The latter, she was accustomed to with a man half Caesar’s age, so that the passions of this older man, so distant, so polite,
hardly troubled her at all. She thought of Archimedes—cousin, lover, comrade—still in exile, of his eyes as deep and dark
as Nile silt, of his strong square shoulders, of the way he lost himself in a private frenzy after he had done with pleasing
her, of the way his cries while making love seemed like prayers to some taunting goddess, and she ached with her betrayal.
But what choice did she have? For here was Julius Caesar, undisputed Master of the World, who had made it safe for her to
be in this room once more, where the sounds and smells of the sea rolled into her window. How many times had she wondered
if she would ever set foot upon Egyptian soil again, much less sleep in her own goose down bed? She had made a cold-blooded
choice, but she had made the correct one.
In matters of state let your blood run cold.
Her most trusted adviser, Hephaestion, whom she had left back in the Sinai with Archimedes, had drilled those words into
her head for so many years now that she chanted them to herself day and night. She must have no regrets.
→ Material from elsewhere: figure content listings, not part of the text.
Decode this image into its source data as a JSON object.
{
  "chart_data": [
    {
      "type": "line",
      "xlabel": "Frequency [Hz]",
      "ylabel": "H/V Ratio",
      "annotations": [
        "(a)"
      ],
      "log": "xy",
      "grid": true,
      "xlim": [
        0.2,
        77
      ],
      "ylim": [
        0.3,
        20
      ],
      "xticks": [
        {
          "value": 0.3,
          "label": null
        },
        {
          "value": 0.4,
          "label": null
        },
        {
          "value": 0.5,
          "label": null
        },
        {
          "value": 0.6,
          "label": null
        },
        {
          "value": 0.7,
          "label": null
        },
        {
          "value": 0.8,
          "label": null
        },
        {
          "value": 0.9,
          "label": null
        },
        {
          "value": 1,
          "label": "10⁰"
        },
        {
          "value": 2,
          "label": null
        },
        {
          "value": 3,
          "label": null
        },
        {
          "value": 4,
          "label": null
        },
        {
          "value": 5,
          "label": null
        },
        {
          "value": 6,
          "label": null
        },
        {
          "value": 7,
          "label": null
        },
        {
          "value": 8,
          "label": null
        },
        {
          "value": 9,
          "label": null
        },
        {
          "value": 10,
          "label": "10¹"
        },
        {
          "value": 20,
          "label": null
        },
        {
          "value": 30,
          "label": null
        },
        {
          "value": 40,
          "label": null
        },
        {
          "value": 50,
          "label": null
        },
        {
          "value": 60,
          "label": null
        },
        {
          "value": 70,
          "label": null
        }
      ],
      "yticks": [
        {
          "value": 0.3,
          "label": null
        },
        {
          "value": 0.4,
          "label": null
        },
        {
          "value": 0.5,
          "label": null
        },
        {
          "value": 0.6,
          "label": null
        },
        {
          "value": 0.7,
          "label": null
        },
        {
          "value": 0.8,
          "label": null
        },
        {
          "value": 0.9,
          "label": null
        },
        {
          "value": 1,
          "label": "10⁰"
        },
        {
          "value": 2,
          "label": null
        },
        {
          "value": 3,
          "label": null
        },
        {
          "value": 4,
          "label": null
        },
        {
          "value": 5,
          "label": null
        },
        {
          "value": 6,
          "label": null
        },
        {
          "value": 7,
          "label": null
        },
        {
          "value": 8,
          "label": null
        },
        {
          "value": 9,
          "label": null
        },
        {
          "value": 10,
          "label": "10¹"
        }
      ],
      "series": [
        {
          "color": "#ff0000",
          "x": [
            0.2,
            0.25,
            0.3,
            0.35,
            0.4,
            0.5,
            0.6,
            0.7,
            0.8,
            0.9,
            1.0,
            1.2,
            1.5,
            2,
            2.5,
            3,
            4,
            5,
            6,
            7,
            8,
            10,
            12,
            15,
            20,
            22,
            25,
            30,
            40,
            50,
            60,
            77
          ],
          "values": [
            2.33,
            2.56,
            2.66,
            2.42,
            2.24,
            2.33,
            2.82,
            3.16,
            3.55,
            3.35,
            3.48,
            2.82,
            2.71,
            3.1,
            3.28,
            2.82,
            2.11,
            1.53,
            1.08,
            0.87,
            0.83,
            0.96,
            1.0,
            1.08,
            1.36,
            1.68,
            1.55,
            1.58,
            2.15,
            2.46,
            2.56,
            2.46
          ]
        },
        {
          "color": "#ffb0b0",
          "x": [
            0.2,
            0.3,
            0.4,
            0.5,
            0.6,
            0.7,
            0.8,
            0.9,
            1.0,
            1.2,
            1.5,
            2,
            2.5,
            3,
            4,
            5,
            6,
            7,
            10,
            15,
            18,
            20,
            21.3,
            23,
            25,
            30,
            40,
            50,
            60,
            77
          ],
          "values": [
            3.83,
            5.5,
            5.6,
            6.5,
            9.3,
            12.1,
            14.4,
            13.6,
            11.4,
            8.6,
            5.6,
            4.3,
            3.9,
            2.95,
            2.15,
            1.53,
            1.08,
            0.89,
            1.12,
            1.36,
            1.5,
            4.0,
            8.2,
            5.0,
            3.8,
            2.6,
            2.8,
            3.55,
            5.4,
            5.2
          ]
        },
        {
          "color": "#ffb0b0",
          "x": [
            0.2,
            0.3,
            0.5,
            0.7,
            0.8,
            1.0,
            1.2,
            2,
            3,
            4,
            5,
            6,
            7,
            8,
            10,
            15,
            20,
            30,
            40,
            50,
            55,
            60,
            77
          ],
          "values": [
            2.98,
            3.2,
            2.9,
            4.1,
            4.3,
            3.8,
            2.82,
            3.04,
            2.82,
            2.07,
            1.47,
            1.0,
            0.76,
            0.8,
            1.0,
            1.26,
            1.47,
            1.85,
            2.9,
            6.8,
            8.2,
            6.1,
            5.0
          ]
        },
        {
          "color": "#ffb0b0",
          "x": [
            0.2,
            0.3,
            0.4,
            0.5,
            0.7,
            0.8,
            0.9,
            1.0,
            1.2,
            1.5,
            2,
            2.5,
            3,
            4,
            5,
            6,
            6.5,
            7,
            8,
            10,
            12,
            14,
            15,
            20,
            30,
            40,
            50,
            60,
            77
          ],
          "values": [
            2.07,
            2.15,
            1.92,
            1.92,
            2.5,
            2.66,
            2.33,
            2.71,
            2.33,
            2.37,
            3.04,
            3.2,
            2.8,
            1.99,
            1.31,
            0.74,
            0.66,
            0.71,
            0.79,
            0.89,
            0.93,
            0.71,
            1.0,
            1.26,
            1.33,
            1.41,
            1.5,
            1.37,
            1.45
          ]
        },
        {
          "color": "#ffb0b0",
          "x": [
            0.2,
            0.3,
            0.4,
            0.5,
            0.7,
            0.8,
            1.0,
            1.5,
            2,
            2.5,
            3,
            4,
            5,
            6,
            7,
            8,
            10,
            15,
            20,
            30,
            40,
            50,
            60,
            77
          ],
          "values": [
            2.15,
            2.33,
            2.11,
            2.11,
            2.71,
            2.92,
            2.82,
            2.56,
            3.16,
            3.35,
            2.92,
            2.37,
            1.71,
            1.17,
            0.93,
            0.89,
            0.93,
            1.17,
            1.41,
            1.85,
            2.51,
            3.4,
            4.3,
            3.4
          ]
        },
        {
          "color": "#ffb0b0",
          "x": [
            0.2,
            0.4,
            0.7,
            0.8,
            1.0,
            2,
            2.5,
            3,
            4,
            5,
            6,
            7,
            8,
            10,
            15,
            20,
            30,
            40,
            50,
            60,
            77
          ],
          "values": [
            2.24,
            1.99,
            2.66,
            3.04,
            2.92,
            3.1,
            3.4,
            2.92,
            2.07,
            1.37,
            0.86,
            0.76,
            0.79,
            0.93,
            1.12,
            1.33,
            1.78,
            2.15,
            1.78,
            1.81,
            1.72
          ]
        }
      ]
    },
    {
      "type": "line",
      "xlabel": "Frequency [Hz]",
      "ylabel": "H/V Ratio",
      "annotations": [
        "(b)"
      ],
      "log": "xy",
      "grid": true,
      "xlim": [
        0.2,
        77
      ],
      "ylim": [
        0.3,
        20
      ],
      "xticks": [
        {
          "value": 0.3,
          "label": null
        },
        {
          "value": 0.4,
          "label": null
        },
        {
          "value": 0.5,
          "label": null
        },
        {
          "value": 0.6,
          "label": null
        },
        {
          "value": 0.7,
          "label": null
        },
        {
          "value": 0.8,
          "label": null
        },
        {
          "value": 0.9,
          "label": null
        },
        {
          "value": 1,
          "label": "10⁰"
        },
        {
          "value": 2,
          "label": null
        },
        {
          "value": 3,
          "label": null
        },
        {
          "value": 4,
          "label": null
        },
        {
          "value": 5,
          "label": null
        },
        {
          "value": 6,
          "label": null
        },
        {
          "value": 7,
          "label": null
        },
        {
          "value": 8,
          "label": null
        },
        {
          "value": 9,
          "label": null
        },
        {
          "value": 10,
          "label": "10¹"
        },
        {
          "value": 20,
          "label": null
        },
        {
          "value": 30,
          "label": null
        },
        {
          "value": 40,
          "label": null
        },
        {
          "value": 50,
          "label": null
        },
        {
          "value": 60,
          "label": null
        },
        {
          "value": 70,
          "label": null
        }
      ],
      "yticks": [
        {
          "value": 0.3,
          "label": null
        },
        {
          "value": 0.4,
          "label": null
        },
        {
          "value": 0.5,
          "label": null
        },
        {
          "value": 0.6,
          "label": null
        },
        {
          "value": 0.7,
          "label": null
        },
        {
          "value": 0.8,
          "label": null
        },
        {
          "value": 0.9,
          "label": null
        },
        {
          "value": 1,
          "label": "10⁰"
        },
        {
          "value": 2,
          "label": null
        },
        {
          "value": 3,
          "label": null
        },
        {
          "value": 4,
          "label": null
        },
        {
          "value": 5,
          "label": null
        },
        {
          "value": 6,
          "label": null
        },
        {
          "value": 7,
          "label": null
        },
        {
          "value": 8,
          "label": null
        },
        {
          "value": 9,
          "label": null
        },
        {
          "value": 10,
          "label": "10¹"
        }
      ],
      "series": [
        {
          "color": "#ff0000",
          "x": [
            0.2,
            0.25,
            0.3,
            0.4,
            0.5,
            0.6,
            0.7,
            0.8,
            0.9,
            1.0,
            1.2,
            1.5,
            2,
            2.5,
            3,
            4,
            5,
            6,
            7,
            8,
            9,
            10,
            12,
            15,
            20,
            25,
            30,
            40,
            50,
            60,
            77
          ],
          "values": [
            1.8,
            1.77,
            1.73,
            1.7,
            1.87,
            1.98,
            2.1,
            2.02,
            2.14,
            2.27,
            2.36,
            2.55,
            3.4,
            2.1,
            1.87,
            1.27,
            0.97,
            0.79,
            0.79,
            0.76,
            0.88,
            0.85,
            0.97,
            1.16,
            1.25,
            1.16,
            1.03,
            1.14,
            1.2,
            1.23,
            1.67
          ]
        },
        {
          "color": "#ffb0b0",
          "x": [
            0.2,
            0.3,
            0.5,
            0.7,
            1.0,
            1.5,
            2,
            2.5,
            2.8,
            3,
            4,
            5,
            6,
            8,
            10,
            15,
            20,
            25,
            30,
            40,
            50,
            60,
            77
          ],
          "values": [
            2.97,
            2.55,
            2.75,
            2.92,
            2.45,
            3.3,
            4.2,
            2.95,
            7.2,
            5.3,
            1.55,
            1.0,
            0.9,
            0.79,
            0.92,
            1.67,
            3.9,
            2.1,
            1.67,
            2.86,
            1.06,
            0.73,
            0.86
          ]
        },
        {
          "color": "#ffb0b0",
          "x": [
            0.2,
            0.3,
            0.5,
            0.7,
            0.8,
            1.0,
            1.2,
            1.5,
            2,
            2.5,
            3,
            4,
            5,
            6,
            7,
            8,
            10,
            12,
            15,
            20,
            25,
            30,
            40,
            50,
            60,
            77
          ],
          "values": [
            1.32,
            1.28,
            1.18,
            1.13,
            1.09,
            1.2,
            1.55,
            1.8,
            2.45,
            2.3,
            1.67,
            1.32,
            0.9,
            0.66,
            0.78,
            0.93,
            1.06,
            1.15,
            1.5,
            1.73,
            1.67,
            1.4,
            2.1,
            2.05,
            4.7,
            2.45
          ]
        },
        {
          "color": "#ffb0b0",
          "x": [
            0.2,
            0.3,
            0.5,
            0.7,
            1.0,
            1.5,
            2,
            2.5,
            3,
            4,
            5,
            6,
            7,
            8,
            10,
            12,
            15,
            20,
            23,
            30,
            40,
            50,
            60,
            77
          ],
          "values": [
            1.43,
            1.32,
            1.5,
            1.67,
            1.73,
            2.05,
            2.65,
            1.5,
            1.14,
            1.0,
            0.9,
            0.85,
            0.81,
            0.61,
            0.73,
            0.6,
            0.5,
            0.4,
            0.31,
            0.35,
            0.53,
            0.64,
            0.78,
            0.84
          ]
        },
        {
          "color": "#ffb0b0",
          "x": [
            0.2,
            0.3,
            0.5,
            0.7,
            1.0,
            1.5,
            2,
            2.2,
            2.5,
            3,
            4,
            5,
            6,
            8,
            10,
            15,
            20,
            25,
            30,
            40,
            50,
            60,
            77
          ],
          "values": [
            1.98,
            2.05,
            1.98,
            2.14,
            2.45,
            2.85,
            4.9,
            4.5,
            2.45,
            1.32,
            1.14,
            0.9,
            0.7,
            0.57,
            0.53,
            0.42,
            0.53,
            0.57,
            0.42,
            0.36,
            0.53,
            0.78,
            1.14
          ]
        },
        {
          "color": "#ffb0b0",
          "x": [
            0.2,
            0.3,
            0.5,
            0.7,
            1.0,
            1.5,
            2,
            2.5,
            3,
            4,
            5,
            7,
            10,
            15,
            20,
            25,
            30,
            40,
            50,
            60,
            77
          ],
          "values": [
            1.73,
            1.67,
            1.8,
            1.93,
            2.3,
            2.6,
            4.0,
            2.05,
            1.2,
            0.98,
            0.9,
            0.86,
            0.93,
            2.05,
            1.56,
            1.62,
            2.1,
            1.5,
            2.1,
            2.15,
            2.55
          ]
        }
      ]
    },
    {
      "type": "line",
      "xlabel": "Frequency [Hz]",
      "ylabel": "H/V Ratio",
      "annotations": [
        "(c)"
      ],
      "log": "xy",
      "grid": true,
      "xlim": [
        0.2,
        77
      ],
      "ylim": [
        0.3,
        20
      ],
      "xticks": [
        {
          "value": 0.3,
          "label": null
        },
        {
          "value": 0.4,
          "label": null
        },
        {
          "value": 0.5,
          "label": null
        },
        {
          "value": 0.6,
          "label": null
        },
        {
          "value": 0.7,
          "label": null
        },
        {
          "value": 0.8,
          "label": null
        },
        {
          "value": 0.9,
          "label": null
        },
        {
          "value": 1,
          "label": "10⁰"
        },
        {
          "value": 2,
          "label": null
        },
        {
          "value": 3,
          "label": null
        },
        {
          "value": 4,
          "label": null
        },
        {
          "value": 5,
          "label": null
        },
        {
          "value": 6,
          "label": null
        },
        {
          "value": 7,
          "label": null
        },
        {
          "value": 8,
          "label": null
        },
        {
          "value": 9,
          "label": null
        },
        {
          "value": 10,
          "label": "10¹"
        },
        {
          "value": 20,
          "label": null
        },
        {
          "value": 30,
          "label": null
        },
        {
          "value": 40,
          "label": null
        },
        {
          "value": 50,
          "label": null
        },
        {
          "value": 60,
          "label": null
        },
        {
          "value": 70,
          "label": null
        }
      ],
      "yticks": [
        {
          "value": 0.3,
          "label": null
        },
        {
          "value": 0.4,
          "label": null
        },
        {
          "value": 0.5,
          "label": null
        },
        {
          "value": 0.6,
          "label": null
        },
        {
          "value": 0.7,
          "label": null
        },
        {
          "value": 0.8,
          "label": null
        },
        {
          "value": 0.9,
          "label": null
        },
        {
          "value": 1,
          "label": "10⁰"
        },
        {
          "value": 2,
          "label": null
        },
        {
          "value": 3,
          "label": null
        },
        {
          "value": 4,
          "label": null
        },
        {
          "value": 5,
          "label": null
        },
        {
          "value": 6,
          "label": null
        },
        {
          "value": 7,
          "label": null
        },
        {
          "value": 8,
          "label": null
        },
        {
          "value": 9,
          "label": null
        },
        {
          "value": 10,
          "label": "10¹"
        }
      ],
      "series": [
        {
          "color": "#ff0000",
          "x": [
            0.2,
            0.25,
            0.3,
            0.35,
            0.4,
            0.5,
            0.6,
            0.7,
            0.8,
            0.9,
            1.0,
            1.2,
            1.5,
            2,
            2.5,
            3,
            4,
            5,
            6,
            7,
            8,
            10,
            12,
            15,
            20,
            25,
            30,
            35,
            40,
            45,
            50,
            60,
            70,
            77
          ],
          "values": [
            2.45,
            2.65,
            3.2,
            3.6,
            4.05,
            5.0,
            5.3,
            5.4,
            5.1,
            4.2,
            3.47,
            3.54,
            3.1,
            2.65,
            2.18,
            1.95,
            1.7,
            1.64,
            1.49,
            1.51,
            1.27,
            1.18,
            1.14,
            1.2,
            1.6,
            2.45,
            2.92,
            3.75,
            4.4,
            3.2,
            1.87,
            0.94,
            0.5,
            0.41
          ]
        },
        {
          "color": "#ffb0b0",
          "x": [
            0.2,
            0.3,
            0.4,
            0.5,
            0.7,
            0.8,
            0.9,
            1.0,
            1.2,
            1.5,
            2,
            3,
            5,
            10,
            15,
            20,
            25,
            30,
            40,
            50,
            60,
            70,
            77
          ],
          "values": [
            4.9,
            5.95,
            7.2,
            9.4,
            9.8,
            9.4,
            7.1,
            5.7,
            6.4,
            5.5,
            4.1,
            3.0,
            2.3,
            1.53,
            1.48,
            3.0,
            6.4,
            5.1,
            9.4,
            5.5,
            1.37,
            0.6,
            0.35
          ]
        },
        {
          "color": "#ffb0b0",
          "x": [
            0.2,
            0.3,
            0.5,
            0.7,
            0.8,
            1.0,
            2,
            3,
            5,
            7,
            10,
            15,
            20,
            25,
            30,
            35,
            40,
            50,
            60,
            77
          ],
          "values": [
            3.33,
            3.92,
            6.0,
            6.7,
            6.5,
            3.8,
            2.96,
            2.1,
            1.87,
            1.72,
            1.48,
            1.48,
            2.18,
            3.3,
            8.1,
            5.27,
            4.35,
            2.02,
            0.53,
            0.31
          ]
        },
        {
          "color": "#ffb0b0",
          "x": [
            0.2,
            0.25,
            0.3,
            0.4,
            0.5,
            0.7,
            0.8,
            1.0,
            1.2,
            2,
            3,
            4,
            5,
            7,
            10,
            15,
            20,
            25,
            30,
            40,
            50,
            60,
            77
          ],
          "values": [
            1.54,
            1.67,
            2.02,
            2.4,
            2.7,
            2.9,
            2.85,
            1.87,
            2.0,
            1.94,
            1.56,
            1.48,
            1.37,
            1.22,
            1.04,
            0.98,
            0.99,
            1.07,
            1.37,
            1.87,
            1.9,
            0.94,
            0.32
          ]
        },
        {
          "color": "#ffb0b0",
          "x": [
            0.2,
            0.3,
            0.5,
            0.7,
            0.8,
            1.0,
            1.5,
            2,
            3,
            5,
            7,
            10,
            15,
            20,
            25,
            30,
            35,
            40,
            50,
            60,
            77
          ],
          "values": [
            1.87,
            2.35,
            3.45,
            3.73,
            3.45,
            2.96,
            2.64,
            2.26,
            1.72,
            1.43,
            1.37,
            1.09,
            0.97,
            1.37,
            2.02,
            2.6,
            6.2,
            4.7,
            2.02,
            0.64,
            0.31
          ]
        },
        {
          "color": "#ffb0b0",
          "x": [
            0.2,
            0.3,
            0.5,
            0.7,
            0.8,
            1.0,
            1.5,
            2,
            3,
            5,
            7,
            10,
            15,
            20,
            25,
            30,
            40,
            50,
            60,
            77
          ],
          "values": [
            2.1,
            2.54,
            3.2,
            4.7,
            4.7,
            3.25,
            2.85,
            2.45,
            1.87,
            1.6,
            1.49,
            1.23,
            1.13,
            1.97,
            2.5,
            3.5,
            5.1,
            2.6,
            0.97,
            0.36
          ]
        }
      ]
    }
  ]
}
A knock at the door interrupted her thoughts. One of Caesar’s men entered, not the least bit embarrassed to disturb the morning
intimacy between his commander and the queen of Egypt. How often did his men come upon such a scene? she wondered.

“Sir, so sorry to disturb you, but the boy king is speaking to an assembly of malcontents at the palace gates. He’s torn off
his crown and thrown it into the crowd. He is shouting all sorts of insults about the queen. He’s getting them all whipped
up out there. Shall we remove him?”

“No, no,” Caesar said wearily. “Give us a moment. I’ll fetch him myself and bring him in.”

“We can handle it, sir,” said the soldier.

“Yes, yes, but I’ve got a way with him,” said Caesar. “Besides, I shall make a little speech to the mob. I’ll tell them their
queen is back, and that Caesar shall ensure peace in their kingdom.”

“Have the wine sellers discount their wares to the crowd,” Kleopatra suggested, remembering her father’s old ploy for placating
his people.

“Excellent,” Caesar replied.

“As you wish,” the soldier said. Bowing courteously to Kleopatra but not meeting her eyes, he left.